As with all designs, it's worthwhile to strive for data independence whenever possible. That's the purpose of the *RBnodeb* class. This class is derived from the *Bnodeb* class of Chapter 10, and adds a *color *field, but no other data. The color field represents the color of the link coming into the node--0 for red, 1 for black. We've represented color as a character, which represents additional overhead in every red-black node. Actually, only one bit is required. In your own classes, you may be able to arrange this bit to be stored in some unused location in the node's data field. An alternative representation would have colors associated with the child links, rather than the nodes themselves. However, this requires two bits per node, rather than one.

Since *RBnodeb* is derived from *Bnodeb*, it can be used in many generic binary tree functions--such as the tree-traversal functions or the tree-walking iterators. The *RBnode* class is a template derived from *RBnodeb* that adds data to the node. Unfortunately, an *RBnode* object cannot be substituted for a *Bnode* object (a binary node with data), since the *info* field of these two types of nodes is at a different offset in the node structure. As usual, convenience functions *Left( )* and *Right( )* are supplied to help alleviate type casting problems. The details are given on disk.

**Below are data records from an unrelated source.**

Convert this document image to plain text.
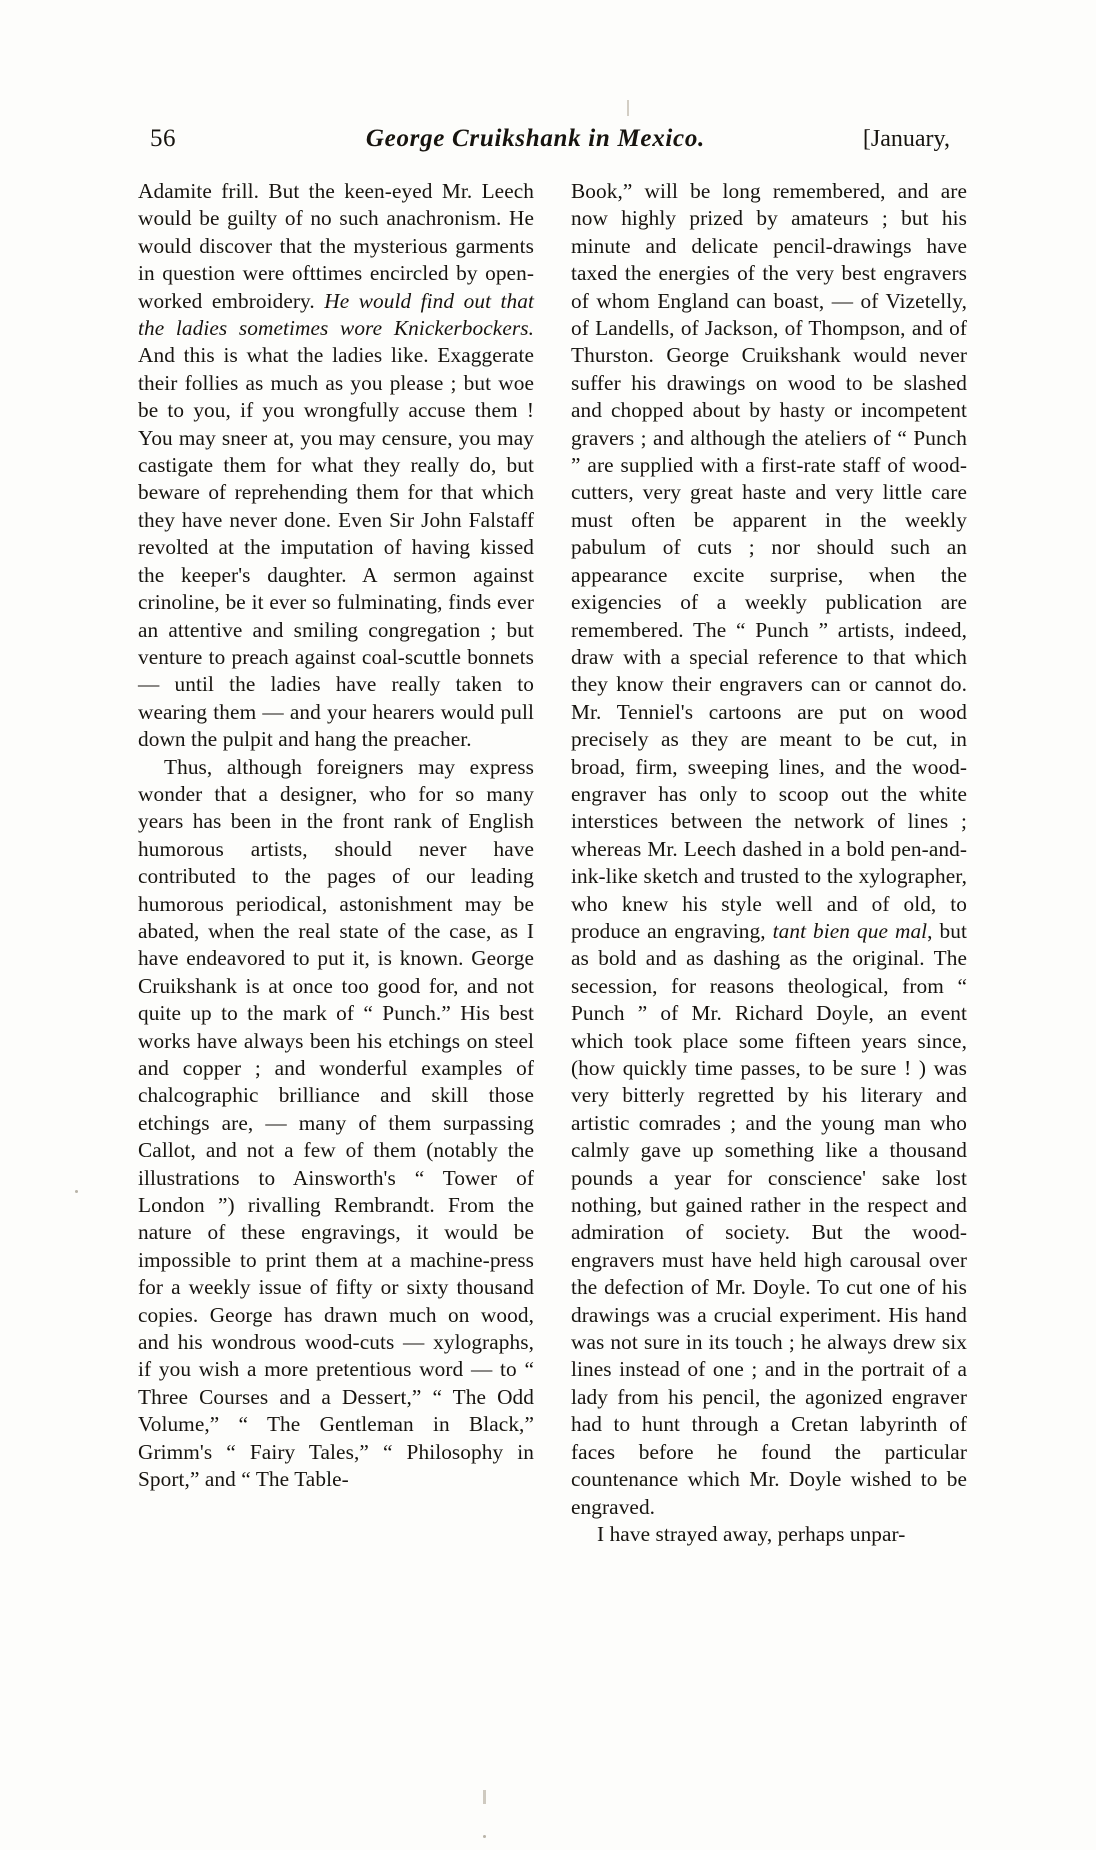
56	George Cruikshank in Mexico.	[January,

Adamite frill. But the keen-eyed Mr. Leech would be guilty of no such anachronism. He would discover that the mysterious garments in question were ofttimes encircled by open-worked embroidery. He would find out that the ladies sometimes wore Knickerbockers. And this is what the ladies like. Exaggerate their follies as much as you please ; but woe be to you, if you wrongfully accuse them ! You may sneer at, you may censure, you may castigate them for what they really do, but beware of reprehending them for that which they have never done. Even Sir John Falstaff revolted at the imputation of having kissed the keeper's daughter. A sermon against crinoline, be it ever so fulminating, finds ever an attentive and smiling congregation ; but venture to preach against coal-scuttle bonnets — until the ladies have really taken to wearing them — and your hearers would pull down the pulpit and hang the preacher.

Thus, although foreigners may express wonder that a designer, who for so many years has been in the front rank of English humorous artists, should never have contributed to the pages of our leading humorous periodical, astonishment may be abated, when the real state of the case, as I have endeavored to put it, is known. George Cruikshank is at once too good for, and not quite up to the mark of “ Punch.” His best works have always been his etchings on steel and copper ; and wonderful examples of chalcographic brilliance and skill those etchings are, — many of them surpassing Callot, and not a few of them (notably the illustrations to Ainsworth's “ Tower of London ”) rivalling Rembrandt. From the nature of these engravings, it would be impossible to print them at a machine-press for a weekly issue of fifty or sixty thousand copies. George has drawn much on wood, and his wondrous wood-cuts — xylographs, if you wish a more pretentious word — to “ Three Courses and a Dessert,” “ The Odd Volume,” “ The Gentleman in Black,” Grimm's “ Fairy Tales,” “ Philosophy in Sport,” and “ The Table-

Book,” will be long remembered, and are now highly prized by amateurs ; but his minute and delicate pencil-drawings have taxed the energies of the very best engravers of whom England can boast, — of Vizetelly, of Landells, of Jackson, of Thompson, and of Thurston. George Cruikshank would never suffer his drawings on wood to be slashed and chopped about by hasty or incompetent gravers ; and although the ateliers of “ Punch ” are supplied with a first-rate staff of wood-cutters, very great haste and very little care must often be apparent in the weekly pabulum of cuts ; nor should such an appearance excite surprise, when the exigencies of a weekly publication are remembered. The “ Punch ” artists, indeed, draw with a special reference to that which they know their engravers can or cannot do. Mr. Tenniel's cartoons are put on wood precisely as they are meant to be cut, in broad, firm, sweeping lines, and the wood-engraver has only to scoop out the white interstices between the network of lines ; whereas Mr. Leech dashed in a bold pen-and-ink-like sketch and trusted to the xylographer, who knew his style well and of old, to produce an engraving, tant bien que mal, but as bold and as dashing as the original. The secession, for reasons theological, from “ Punch ” of Mr. Richard Doyle, an event which took place some fifteen years since, (how quickly time passes, to be sure ! ) was very bitterly regretted by his literary and artistic comrades ; and the young man who calmly gave up something like a thousand pounds a year for conscience' sake lost nothing, but gained rather in the respect and admiration of society. But the wood-engravers must have held high carousal over the defection of Mr. Doyle. To cut one of his drawings was a crucial experiment. His hand was not sure in its touch ; he always drew six lines instead of one ; and in the portrait of a lady from his pencil, the agonized engraver had to hunt through a Cretan labyrinth of faces before he found the particular countenance which Mr. Doyle wished to be engraved.

I have strayed away, perhaps unpar-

The *RBtree* class implements red-black trees as concrete data types, with the appropriate constructors, destructors, assignment functions, and other supporting functions. This class is very similar in design to the *Bstree* class developed in Chapter 10. We'll look only at the main operations of searching, inserting, and deleting. The remaining details are given on disk.

template<class TYPE>

class RBtree {

protected:

RBnode<TYPE> *root;

// Other protected functions--such as AllocNode( ), DupTree( ),

// FreeNode( ), and DelTree( )...

public:

RBnode<TYPE> *Member(const TYPE &x);

RBnode<TYPE> *Add(const TYPE &x, int &existed);

RBnode<TYPE> *Detach(const TYPE &x);

int Delete(const TYPE &x);

// Constructor functions, plus other functions for copying,

// clearing, and deleting trees, and functions for handling

// min/max elements, and so forth...

};

Complete code for red-black trees is given on disk in the files *RBnode.h, RBtree.h,* *RBtreeb.cpp,* and *RBtree.mth*. A test program is given in the files *tstrb.cpp* and *tsttree.cpp*. Many of the files from Chapter 10 are used as support files.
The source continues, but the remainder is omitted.